4.Cancer Screening Program in Urban Kunming of Yunnan: Evaluation of Lung Cancer Risk Assessment and Screening.
Yanping LIN ; Jie MA ; Meng WU ; Hai ZHOU ; Yanni LU ; Yongcun CEN ; Zhongqin YUAN ; Zechao MEI ; Yunchao HUANG ; Yongchun ZHOU
Chinese Journal of Lung Cancer 2020;23(7):541-546
BACKGROUND:
Lung cancer is the most common neoplasmas with a poor prognosis and a low 5-year survival rate. Early screening is an important measure for the prevention and treatment of lung cancer. At present, different countries have issued corresponding lung cancer screening guidelines, but China still lacks guidelines based on Chinese population research. Therefore, the National Cancer Center launched a Multi-center Cancer Screening Program in Urban China. This study analyzed the evaluation of lung cancer risk assessment model and screening effect in urban China of Yunnan, so as to explore the evaluation model of high-risk lung cancer population suitable for China's national conditions and develop lung cancer screening guidelines for Chinese.
METHODS:
A questionnaire survey and lung cancer risk assessment were conducted on 165,337 people in 36 street offices in 4 main urban areas of Kunming, Yunnan Province, using cluster sampling method from January 2015 to December 2019. People with high-risk of lung cancer conducted low-dose computed tomography (LDCT) screening of chest. What's more, all participants were followed up by active or passive follow-up.
RESULTS:
There were 264 patients were diagnosed lung cancer by pathology, and the overall incidence of lung cancer was 0.16% (264/165,337). The high-risk group (0.31%, 116/37,914) was higher than the non-high-risk group (0.12%, 148/127,423), and the difference was statistically significant (P<0.001). The incidence of lung cancer in the high-risk group was higher than the non-high-risk group among the male, female, and lower 50-year-old or more than 50-year-old subgroups, with statistical differences (P<0.001), but there was no statistical difference in the group without LDCT screening (P=0.73).

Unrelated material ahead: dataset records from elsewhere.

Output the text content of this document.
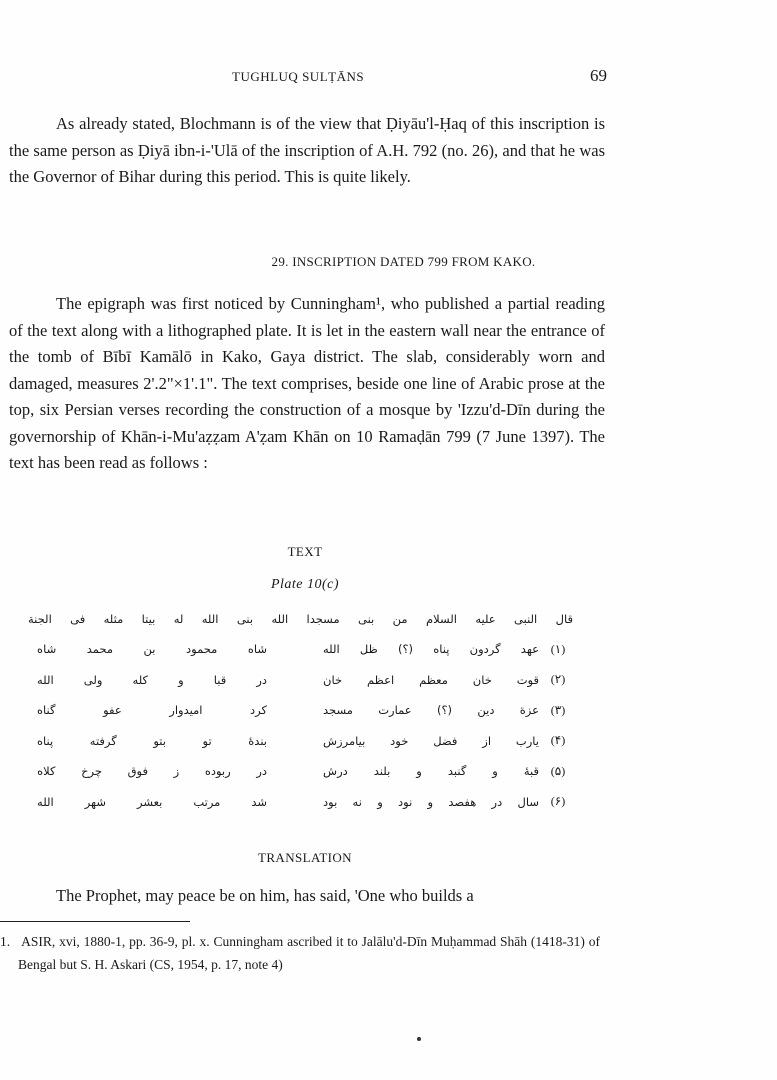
TUGHLUQ SULṬĀNS	69

As already stated, Blochmann is of the view that Ḍiyāu'l-Ḥaq of this inscription is the same person as Ḍiyā ibn-i-'Ulā of the inscription of A.H. 792 (no. 26), and that he was the Governor of Bihar during this period. This is quite likely.

29. INSCRIPTION DATED 799 FROM KAKO.

The epigraph was first noticed by Cunningham¹, who published a partial reading of the text along with a lithographed plate. It is let in the eastern wall near the entrance of the tomb of Bībī Kamālō in Kako, Gaya district. The slab, considerably worn and damaged, measures 2'.2"×1'.1". The text comprises, beside one line of Arabic prose at the top, six Persian verses recording the construction of a mosque by 'Izzu'd-Dīn during the governorship of Khān-i-Mu'aẓẓam A'ẓam Khān on 10 Ramaḍān 799 (7 June 1397). The text has been read as follows :

TEXT
Plate 10(c)
قال
النبی
علیه
السلام
من
بنی
مسجدا
الله
بنی
الله
له
بیتا
مثله
فی
الجنة
(۱)
عهد
گردون
پناه
(؟)
ظل
الله
شاه
محمود
بن
محمد
شاه
(۲)
قوت
خان
معظم
اعظم
خان
در
قبا
و
کله
ولی
الله
(۳)
عزة
دین
(؟)
عمارت
مسجد
کرد
امیدوار
عفو
گناه
(۴)
یارب
از
فضل
خود
بیامرزش
بندهٔ
تو
بتو
گرفته
پناه
(۵)
قبهٔ
و
گنبد
و
بلند
درش
در
ربوده
ز
فوق
چرخ
کلاه
(۶)
سال
در
هفصد
و
نود
و
نه
بود
شد
مرتب
بعشر
شهر
الله
TRANSLATION

The Prophet, may peace be on him, has said, 'One who builds a

1. ASIR, xvi, 1880-1, pp. 36-9, pl. x. Cunningham ascribed it to Jalālu'd-Dīn Muḥammad Shāh (1418-31) of Bengal but S. H. Askari (CS, 1954, p. 17, note 4)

The sensitivity of the lung cancer high-risk population assessment model was 43.94% (116/264) and the specificity was 77.10% (127,275/165,073). The early diagnosis rate of the screening group was 72.97% (54/74), which was significantly higher than that of the non-screening group [28.48% (43/151)].
CONCLUSIONS
The lung cancer high-risk population assessment model of National Key Public Health Program: Cancer Screening Program in Urban China can detect high-risk populations and improve the early diagnosis rate of lung cancer effectively.